To do that we first convert the CodeTree into a CodeTable, which is a list of tuples defined like this: type CodeTable = List[(Char, List[Bit])]
def convert(tree: CodeTree): CodeTable =
{
tree match
{
case Fork(Leaf(c,w),Leaf(c1,w1),chlist,w2) => {List((c,List(0)),(c1,List(1)))} //fork with two leaves (penultimate fork)
case Fork(Leaf(c,w),r,chlist,w1) => { mergeCodeTables(List((c,List())), convert(r))} //fork with left child as leaf
case Fork(l,Leaf(c,w),chlist,w1) => { mergeCodeTables(convert(l),List((c,List())))} //fork with right child as leaf
case Fork(l,r,chlist,w) => {mergeCodeTables(convert(l),convert(r))} //fork with both children as forks
case Leaf(c,w) => {List() }
}
}
//merges two code tables
def mergeCodeTables(a: CodeTable, b: CodeTable): CodeTable =
{
def helper(ct:CodeTable,b:Bit):CodeTable=
{
if (ct.isEmpty) List()
else
(ct.head._1, b::ct.head._2) :: helper(ct.tail,b) //add the bit to the first symbol in the list and recurse on the rest of the list
}
//main body of mergeCodeTables
helper(a,0) ++ helper(b,1) //add an extra zero to the left table and a 1 to the right table
}
Finally we can call the function quickEncode(). This function uses the functions defined above to covert a CodeTree into a CodeTable and then quickly encodes a string using look-up.

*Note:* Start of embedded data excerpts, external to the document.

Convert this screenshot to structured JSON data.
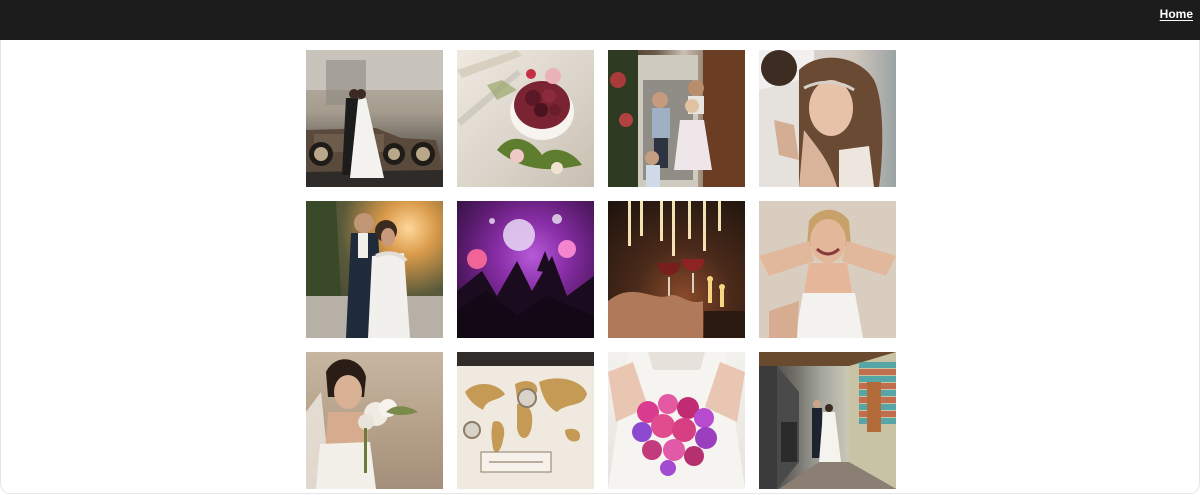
{
  "nav": {
    "home_label": "Home"
  },
  "colors": {
    "topbar": "#1c1c1c",
    "page_bg": "#ffffff",
    "home_text": "#ffffff"
  },
  "gallery": {
    "columns": 4,
    "tiles": [
      {
        "subject": "couple-with-vintage-car"
      },
      {
        "subject": "wedding-cake-with-berries"
      },
      {
        "subject": "children-in-doorway"
      },
      {
        "subject": "bride-with-hair-accessory"
      },
      {
        "subject": "couple-at-sunset"
      },
      {
        "subject": "party-lights-dancefloor"
      },
      {
        "subject": "candlelit-toast"
      },
      {
        "subject": "laughing-bride"
      },
      {
        "subject": "bride-with-bouquet"
      },
      {
        "subject": "world-map-guestbook"
      },
      {
        "subject": "pink-purple-bouquet"
      },
      {
        "subject": "couple-in-corridor"
      }
    ]
  }
}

def quickEncode(tree: CodeTree)(text: List[Char]): List[Bit] =
{
val tabletree = convert(tree) //convert the CodeTree to a CodeTable for easy look-up
def helper(tt: CodeTable, text: List[Char]):List[Bit]=
{
if (text.isEmpty) List()
else
codeBits(tt)(text.head) ++ helper(tt, text.tail) //lookup the bit pattern for the firs caracter in the list and recurse on rest of the elements
}
helper(tabletree,text) //using the table, encode the text
}